Mohammed Raheel Mouseen (born 20 December 1996) is an Indian field hockey player. He plays as a mid-fielder for the Indian national team and represents Comptroller and Auditor General of India (CAG) team in the domestic tournaments.

== Early life ==
Mouseen is born in Bengaluru. His mother is Taj Begum and his father Mohammed Naseeruddin was a former national-level hockey player at Hindustan Aeronautics Limited (HAL). His grandfather Ameer Uddin was also a hockey player. His brother Mohammed Naeemuddin played for CAG team and was also called for the junior national camps but could not make it to the Indian team. Raheel joined the Sports Authority of India (SAI) hostel at Bengaluru in 2012 at the age of 15. He did his schooling at St. Joseph's School where he started his hockey and completed his B.Com. from Surana College, Bengaluru.

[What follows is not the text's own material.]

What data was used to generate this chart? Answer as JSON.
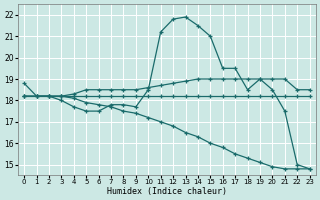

His learnt his basics from coach Manohar Katke before training under coaches Ashwath and Prabhakar at the SAI hostel.

== Career ==

=== Domestic career ===
Mouseen started hockey early at St.Joseph's school and came through the ranks of sub-junior and junior hockey. While training at the Bengaluru SAI hostel, he played in the Junior Nationals and other domestic tournaments and was spotted by Air India. He played for SAI for eight years and for the airlines from 2016 for four years. With him as striker, Air India won the Lal Bahadur Shastri tournament title in 2019 at Amritsar. He was the highest scorer and was also declared as the Best Player of the tournament. The next year, he also excelled for the Air India team, which reached the finals of the Hockey India Senior Nationals in 2020. He won a bronze medal in the Nationals in 2021, representing Karnataka. In between in 2018 and 2019, he was called up for the Senior camp but failed to make it to the Indian team. He was also part of the Karnataka team that won the gold medal in the National Games in October 2022, that paved way for his debut for Senior India outdoor side. He was part of the Karnataka team which finished fourth at the Senior Nationals at Chennai in November 2023.

=== Senior India career ===
Mouseen made his senior India debut in the Hockey 5s format at the inaugural edition of Hero Hockey five-a-side Championship at Lausanne in June 2022, where India won the gold medal. He scored 10 goals at Lausanne and was declared as the Best Player of the tournament. He made his Senior India (outdoor) debut at the 2021-22 FIH Hockey Pro-League (M) in October 2022 and went on to play the league in the next year too. In between, he played the test matches against Australia in December 2022. In September 2023, he was the Indian vice-captain at the Men's Hockey 5s Asia Cup 2023 at Salalah, Malaysia. He also played the FIH Hockey Pro league for the third year - 2023–24. In 2024, he is part of the regular 33-member Indian core group of probables. In 2024, he also toured Australia with the Indian team for a Test series, which India lost.